Global Facility for Disaster Reduction and Recovery mencatat pengeluaran pemerintah Indonesia sebesar USD300 sampai dengan USD500 juta per tahun untuk rekonstruksi, mencapai 0,3% dari total PDB (Produk Domestik Bruto) dan 45% dari PDRB (Produk Domestik Regional Bruto). Kerugian rata-rata setiap rumah tangga merugi Rp21,9 juta akibat bencana, khususnya di sektor pertanian yang sangat rentan.
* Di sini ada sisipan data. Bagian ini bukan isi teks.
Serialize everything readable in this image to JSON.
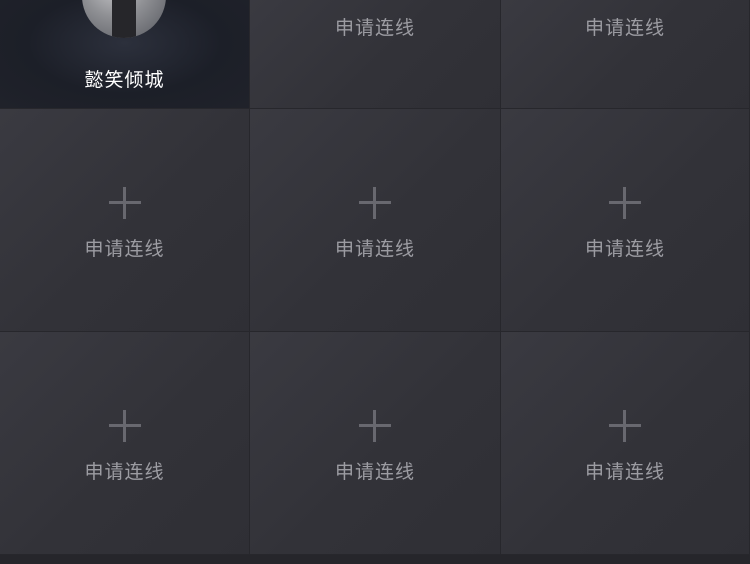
{
  "seats": {
    "host": {
      "nickname": "懿笑倾城"
    },
    "apply_label": "申请连线",
    "empty_seats": [
      {
        "label": "申请连线",
        "show_plus": false
      },
      {
        "label": "申请连线",
        "show_plus": false
      },
      {
        "label": "申请连线",
        "show_plus": true
      },
      {
        "label": "申请连线",
        "show_plus": true
      },
      {
        "label": "申请连线",
        "show_plus": true
      },
      {
        "label": "申请连线",
        "show_plus": true
      },
      {
        "label": "申请连线",
        "show_plus": true
      },
      {
        "label": "申请连线",
        "show_plus": true
      }
    ]
  },
  "icons": {
    "add": "plus-icon",
    "avatar": "avatar"
  },
  "colors": {
    "cell_bg": "#35353b",
    "label_text": "#9c9ca2",
    "plus": "#68686f",
    "nickname_text": "#ffffff"
  }
}
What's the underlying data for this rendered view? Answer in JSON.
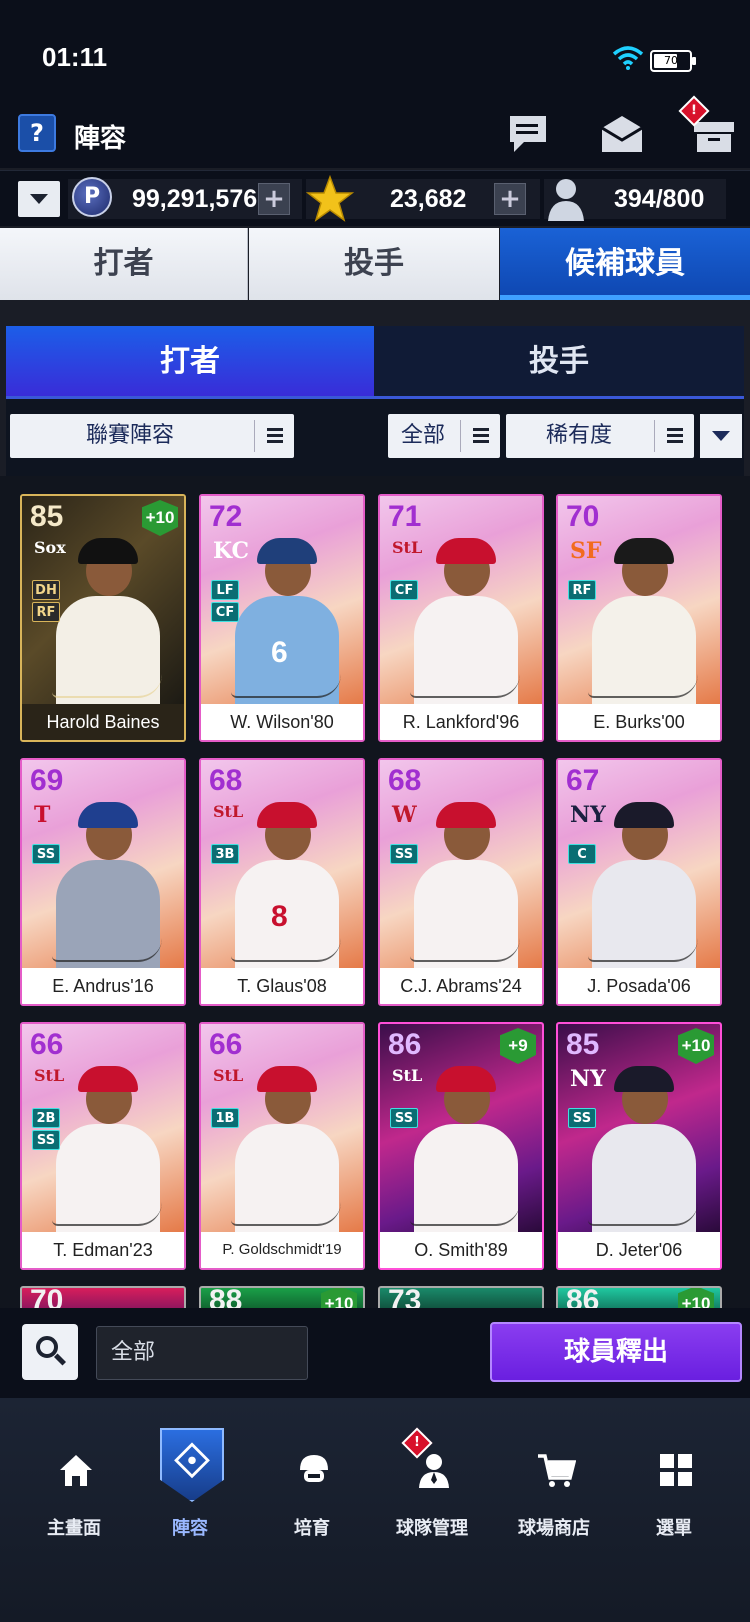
{
  "status_bar": {
    "time": "01:11",
    "battery": "70"
  },
  "header": {
    "help_label": "?",
    "title": "陣容"
  },
  "currency": {
    "points": "99,291,576",
    "points_icon": "P",
    "stars": "23,682",
    "roster": "394/800"
  },
  "main_tabs": [
    {
      "label": "打者",
      "active": false
    },
    {
      "label": "投手",
      "active": false
    },
    {
      "label": "候補球員",
      "active": true
    }
  ],
  "sub_tabs": [
    {
      "label": "打者",
      "active": true
    },
    {
      "label": "投手",
      "active": false
    }
  ],
  "filters": {
    "lineup": "聯賽陣容",
    "all": "全部",
    "rarity": "稀有度"
  },
  "cards": [
    {
      "ovr": "85",
      "logo": "Sox",
      "positions": [
        "DH",
        "RF"
      ],
      "name": "Harold Baines",
      "bonus": "+10",
      "style": "gold"
    },
    {
      "ovr": "72",
      "logo": "KC",
      "positions": [
        "LF",
        "CF"
      ],
      "name": "W. Wilson'80",
      "bonus": "",
      "style": "pink",
      "number": "6"
    },
    {
      "ovr": "71",
      "logo": "StL",
      "positions": [
        "CF"
      ],
      "name": "R. Lankford'96",
      "bonus": "",
      "style": "pink"
    },
    {
      "ovr": "70",
      "logo": "SF",
      "positions": [
        "RF"
      ],
      "name": "E. Burks'00",
      "bonus": "",
      "style": "pink"
    },
    {
      "ovr": "69",
      "logo": "T",
      "positions": [
        "SS"
      ],
      "name": "E. Andrus'16",
      "bonus": "",
      "style": "pink"
    },
    {
      "ovr": "68",
      "logo": "StL",
      "positions": [
        "3B"
      ],
      "name": "T. Glaus'08",
      "bonus": "",
      "style": "pink",
      "number": "8"
    },
    {
      "ovr": "68",
      "logo": "W",
      "positions": [
        "SS"
      ],
      "name": "C.J. Abrams'24",
      "bonus": "",
      "style": "pink"
    },
    {
      "ovr": "67",
      "logo": "NY",
      "positions": [
        "C"
      ],
      "name": "J. Posada'06",
      "bonus": "",
      "style": "pink"
    },
    {
      "ovr": "66",
      "logo": "StL",
      "positions": [
        "2B",
        "SS"
      ],
      "name": "T. Edman'23",
      "bonus": "",
      "style": "pink"
    },
    {
      "ovr": "66",
      "logo": "StL",
      "positions": [
        "1B"
      ],
      "name": "P. Goldschmidt'19",
      "bonus": "",
      "style": "pink"
    },
    {
      "ovr": "86",
      "logo": "StL",
      "positions": [
        "SS"
      ],
      "name": "O. Smith'89",
      "bonus": "+9",
      "style": "fa"
    },
    {
      "ovr": "85",
      "logo": "NY",
      "positions": [
        "SS"
      ],
      "name": "D. Jeter'06",
      "bonus": "+10",
      "style": "fa"
    }
  ],
  "partial_row": [
    {
      "ovr": "70"
    },
    {
      "ovr": "88",
      "bonus": "+10"
    },
    {
      "ovr": "73"
    },
    {
      "ovr": "86",
      "bonus": "+10"
    }
  ],
  "bottom_bar": {
    "search_value": "全部",
    "release_label": "球員釋出"
  },
  "nav": [
    {
      "label": "主畫面",
      "icon": "home-icon"
    },
    {
      "label": "陣容",
      "icon": "lineup-shield-icon",
      "active": true
    },
    {
      "label": "培育",
      "icon": "training-icon"
    },
    {
      "label": "球隊管理",
      "icon": "team-manage-icon",
      "alert": "!"
    },
    {
      "label": "球場商店",
      "icon": "shop-cart-icon"
    },
    {
      "label": "選單",
      "icon": "menu-grid-icon"
    }
  ]
}
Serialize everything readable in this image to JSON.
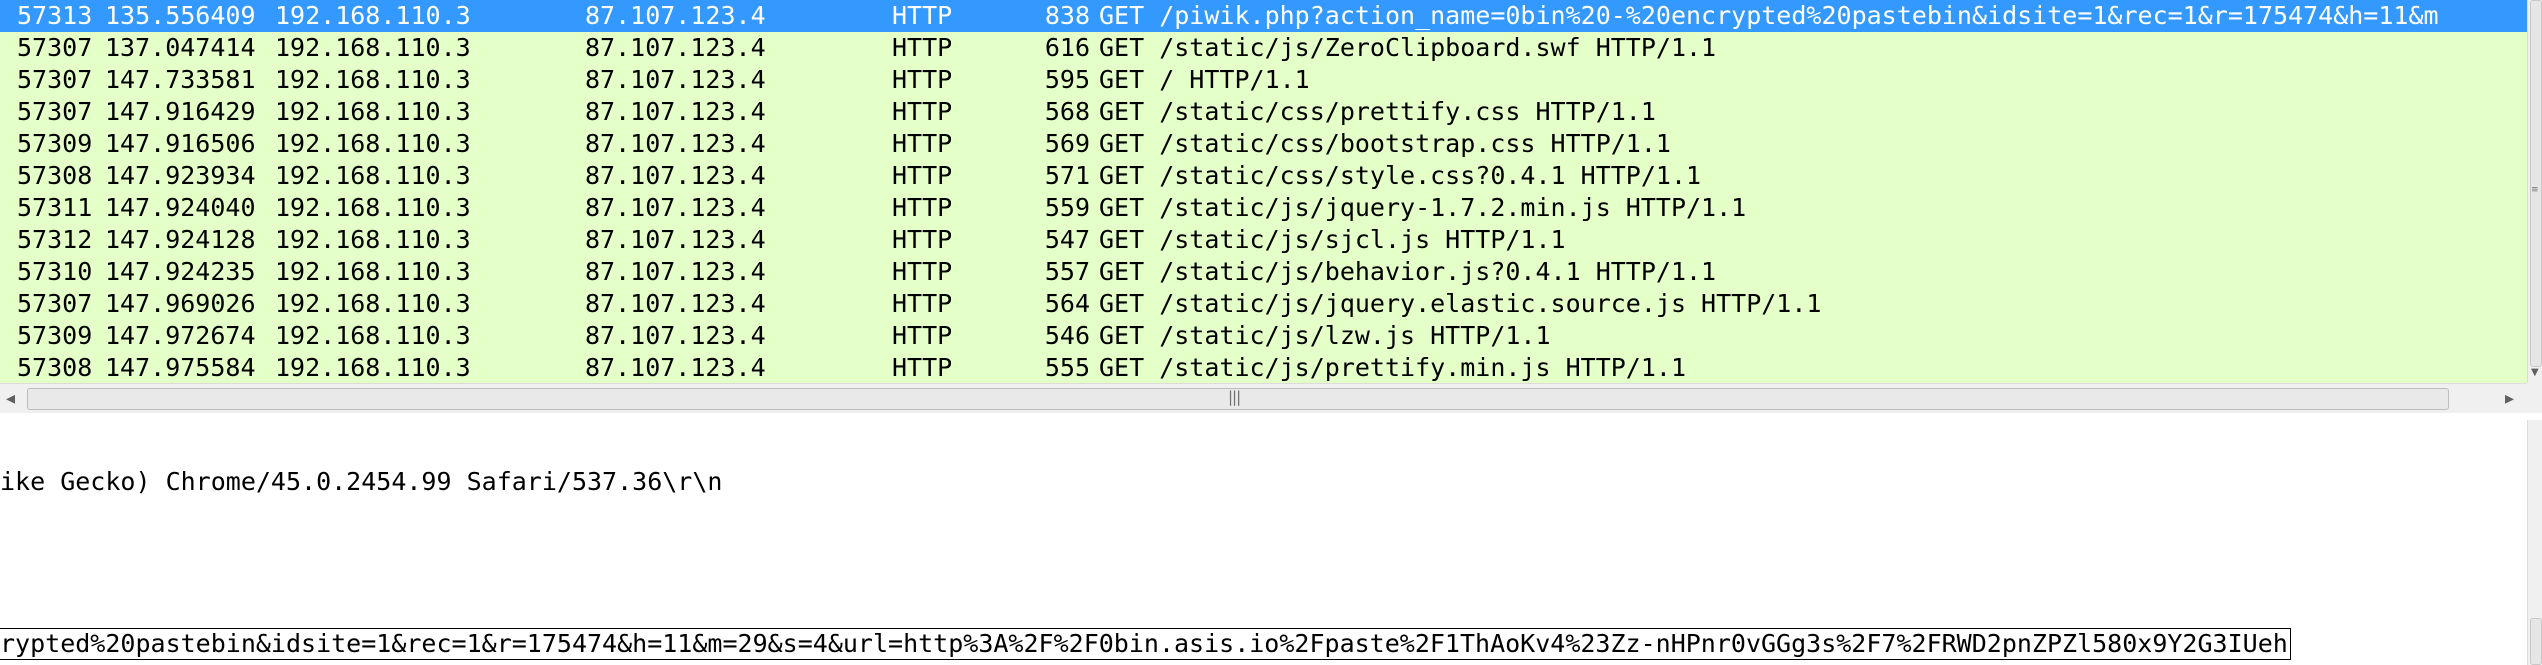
{
  "packet_list": {
    "rows": [
      {
        "tcp_stream": "57313",
        "time": "135.556409",
        "source": "192.168.110.3",
        "destination": "87.107.123.4",
        "protocol": "HTTP",
        "length": "838",
        "info": "GET /piwik.php?action_name=0bin%20-%20encrypted%20pastebin&idsite=1&rec=1&r=175474&h=11&m",
        "selected": true
      },
      {
        "tcp_stream": "57307",
        "time": "137.047414",
        "source": "192.168.110.3",
        "destination": "87.107.123.4",
        "protocol": "HTTP",
        "length": "616",
        "info": "GET /static/js/ZeroClipboard.swf HTTP/1.1",
        "selected": false
      },
      {
        "tcp_stream": "57307",
        "time": "147.733581",
        "source": "192.168.110.3",
        "destination": "87.107.123.4",
        "protocol": "HTTP",
        "length": "595",
        "info": "GET / HTTP/1.1",
        "selected": false
      },
      {
        "tcp_stream": "57307",
        "time": "147.916429",
        "source": "192.168.110.3",
        "destination": "87.107.123.4",
        "protocol": "HTTP",
        "length": "568",
        "info": "GET /static/css/prettify.css HTTP/1.1",
        "selected": false
      },
      {
        "tcp_stream": "57309",
        "time": "147.916506",
        "source": "192.168.110.3",
        "destination": "87.107.123.4",
        "protocol": "HTTP",
        "length": "569",
        "info": "GET /static/css/bootstrap.css HTTP/1.1",
        "selected": false
      },
      {
        "tcp_stream": "57308",
        "time": "147.923934",
        "source": "192.168.110.3",
        "destination": "87.107.123.4",
        "protocol": "HTTP",
        "length": "571",
        "info": "GET /static/css/style.css?0.4.1 HTTP/1.1",
        "selected": false
      },
      {
        "tcp_stream": "57311",
        "time": "147.924040",
        "source": "192.168.110.3",
        "destination": "87.107.123.4",
        "protocol": "HTTP",
        "length": "559",
        "info": "GET /static/js/jquery-1.7.2.min.js HTTP/1.1",
        "selected": false
      },
      {
        "tcp_stream": "57312",
        "time": "147.924128",
        "source": "192.168.110.3",
        "destination": "87.107.123.4",
        "protocol": "HTTP",
        "length": "547",
        "info": "GET /static/js/sjcl.js HTTP/1.1",
        "selected": false
      },
      {
        "tcp_stream": "57310",
        "time": "147.924235",
        "source": "192.168.110.3",
        "destination": "87.107.123.4",
        "protocol": "HTTP",
        "length": "557",
        "info": "GET /static/js/behavior.js?0.4.1 HTTP/1.1",
        "selected": false
      },
      {
        "tcp_stream": "57307",
        "time": "147.969026",
        "source": "192.168.110.3",
        "destination": "87.107.123.4",
        "protocol": "HTTP",
        "length": "564",
        "info": "GET /static/js/jquery.elastic.source.js HTTP/1.1",
        "selected": false
      },
      {
        "tcp_stream": "57309",
        "time": "147.972674",
        "source": "192.168.110.3",
        "destination": "87.107.123.4",
        "protocol": "HTTP",
        "length": "546",
        "info": "GET /static/js/lzw.js HTTP/1.1",
        "selected": false
      },
      {
        "tcp_stream": "57308",
        "time": "147.975584",
        "source": "192.168.110.3",
        "destination": "87.107.123.4",
        "protocol": "HTTP",
        "length": "555",
        "info": "GET /static/js/prettify.min.js HTTP/1.1",
        "selected": false
      }
    ]
  },
  "details": {
    "user_agent_tail": "ike Gecko) Chrome/45.0.2454.99 Safari/537.36\\r\\n",
    "request_uri_tail": "rypted%20pastebin&idsite=1&rec=1&r=175474&h=11&m=29&s=4&url=http%3A%2F%2F0bin.asis.io%2Fpaste%2F1ThAoKv4%23Zz-nHPnr0vGGg3s%2F7%2FRWD2pnZPZl580x9Y2G3IUeh"
  },
  "colors": {
    "row_background": "#e4ffc7",
    "selected_background": "#3399ff",
    "selected_text": "#ffffff"
  },
  "icons": {
    "scroll_left": "scroll-left-arrow-icon",
    "scroll_right": "scroll-right-arrow-icon",
    "grip": "scroll-grip-icon"
  }
}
Responsi tanggap terhadap frekuensi dan dampak bencana di Indonesia bersifat terbatas karena mengandalkan anggaran pemerintah yang juga sangat terbatas. " Untuk itu, diperlukan strategi pembiayaan baru dengan fokus pada mengurangi beban Anggaran Pendapatan Belanja Negara (APBN) dan Anggaran
Pendapatan Belanja Daerah (APBD) sebagai dana publik,sehingga didapatkan sumber pendanaan yang
memadai dan berkelanjutan.
Sebagai suplemen dana publik, pembiayaan diperoleh dari partisipasi dari swasta dan masyarakat dengan skema kemitraan publik dan swasta yang didukung oleh kebijakan dan mekanisme pasar yang tepat," ungkap Astri. (Rar)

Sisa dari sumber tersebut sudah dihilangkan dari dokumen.